Asia is also a large component of the repo market, but is still voice-traded and extremely manual in the region, so MarketAxess sees a huge opportunity to replicate the progress the firm has made in other regions.

McKelvey started working in the back office in settlements after finishing her Russian and French degree at University College, London, and said the understanding of how everything works together from the ground up has served her really well.

“Anyone who worked in the back office seemed to have the goal to get onto the desk as a trader or a salesperson,” she added. “However when I was at Morgan Stanley I was asked to be the manager of the repo trade support team and that led me down a slightly different path.”

An ex-colleague asked her to join Citi to help automate the repo function, which is where she met the MarketAxess team, as they provided Citi’s bond matching platform. MarketAxess offered her the role of product manager for the matching platform, which was a big change at the time.

“I took the plunge, which turned out to be a great trade and I have not looked back since,” said McKelvey. “Over the past seven years, the organisation has grown so dramatically and it has been great to be part of the integration of the MarketAxess Post-Trade business, and the MarketAxess global headcount has grown to more than 600.”

In 2013 MarketAxess completed its acquisition of Xtrakter, the operator of trade matching and reporting system TRAX.

McKelvey said MarketAxess has been extremely supportive of the work she does on the steering committee of the ICMA Women’s Network.

“I’m really proud of having more than 2,000 members, since at the start it was a few of us sitting in a room in the ICMA offices,” she added. “We now have regional hubs and events in Spain, France and Switzerland and we’re looking at Asia.”

She explained that at ICMA (The International Capital Market Association), the network recognised the need to encourage more men into the conversation as otherwise this leads to the creation of more silos.

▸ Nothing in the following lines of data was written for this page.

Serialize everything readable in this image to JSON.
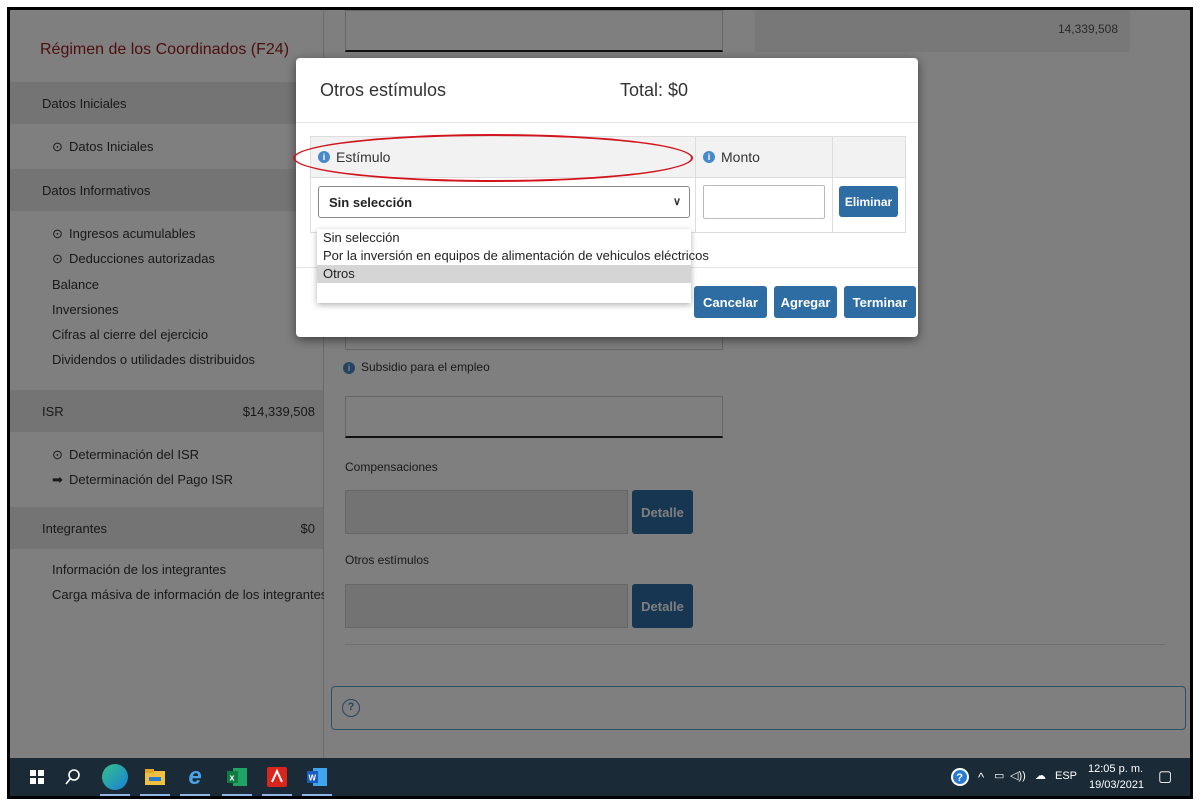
{
  "sidebar": {
    "title": "Régimen de los Coordinados (F24)",
    "sections": {
      "datos_iniciales": "Datos Iniciales",
      "datos_informativos": "Datos Informativos",
      "isr": "ISR",
      "isr_amount": "$14,339,508",
      "integrantes": "Integrantes",
      "integrantes_amount": "$0"
    },
    "items": {
      "datos_iniciales": "Datos Iniciales",
      "ingresos": "Ingresos acumulables",
      "deducciones": "Deducciones autorizadas",
      "balance": "Balance",
      "inversiones": "Inversiones",
      "cifras": "Cifras al cierre del ejercicio",
      "dividendos": "Dividendos o utilidades distribuidos",
      "det_isr": "Determinación del ISR",
      "det_pago": "Determinación del Pago ISR",
      "info_integrantes": "Información de los integrantes",
      "carga_masiva": "Carga másiva de información de los integrantes"
    }
  },
  "main": {
    "top_value": "14,339,508",
    "subsidio_label": "Subsidio para el empleo",
    "compensaciones_label": "Compensaciones",
    "otros_estimulos_label": "Otros estímulos",
    "detalle_label": "Detalle"
  },
  "modal": {
    "title": "Otros estímulos",
    "total": "Total: $0",
    "col_estimulo": "Estímulo",
    "col_monto": "Monto",
    "select_value": "Sin selección",
    "eliminar": "Eliminar",
    "options": [
      "Sin selección",
      "Por la inversión en equipos de alimentación de vehiculos eléctricos",
      "Otros"
    ],
    "selected_option_index": 2,
    "cancelar": "Cancelar",
    "agregar": "Agregar",
    "terminar": "Terminar"
  },
  "annotation": {
    "color": "#d2141c"
  },
  "taskbar": {
    "time": "12:05 p. m.",
    "date": "19/03/2021",
    "language": "ESP",
    "icons": [
      "windows-start-icon",
      "search-icon",
      "edge-icon",
      "file-explorer-icon",
      "internet-explorer-icon",
      "excel-icon",
      "acrobat-icon",
      "word-icon"
    ]
  },
  "colors": {
    "primary_button": "#2e6da4",
    "sidebar_title": "#9b1c1c",
    "taskbar": "#1a2a36"
  }
}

“Men need to support women so we made a push to make the content of events helpful to anybody trying to grow their career, rather than being gender specific,” McKelvey said. “Events have been harder in the virtual environment but the last we did was on mental health awareness and I was actually blown away because people were so honest about their experiences. “

MarketAxess also has its own diversity programmes and the latest intern programme is 50% female. The firm is also looking at how to encourage more diverse candidates of all types, not just women. One outcome of Covid-19 is that it has created more flexibility and opened up the talent pool to people outside London.

McKelvey said: “Fintech and financial services are still predominantly male but MarketAxess is putting in the right steps to change that and we signed up to the UN Women’s Empowerment Principles last year.”

She wants anyone to believe that they can come into the financial services industry. McKelvey was recently a keynote speaker at a WeAreTechWomen conference on her journey into fintech and explained that she is not a coder. Women do not apply for jobs if they feel they don’t meet 100% of the criteria and McKelvey stressed that this imposter syndrome needs to be turned on its head.

“I understand the jargon, how things fit together but I’m not an engineer so it doesn’t mean that you can’t be successful in fintech,” added McKelvey. “Women need to look at the things they can bring and can already do, and what they might learn along the way.”

McKelvey put her success down to not being afraid to speak up and having the ability to build relationships with people, which is very important.

“I’ve had to get used to often being the only female voice in the room and I don’t even see it anymore,” she added, “However, I was at an internal work meeting the other day that wasn’t about diversity and there were four or five women, so things are changing.”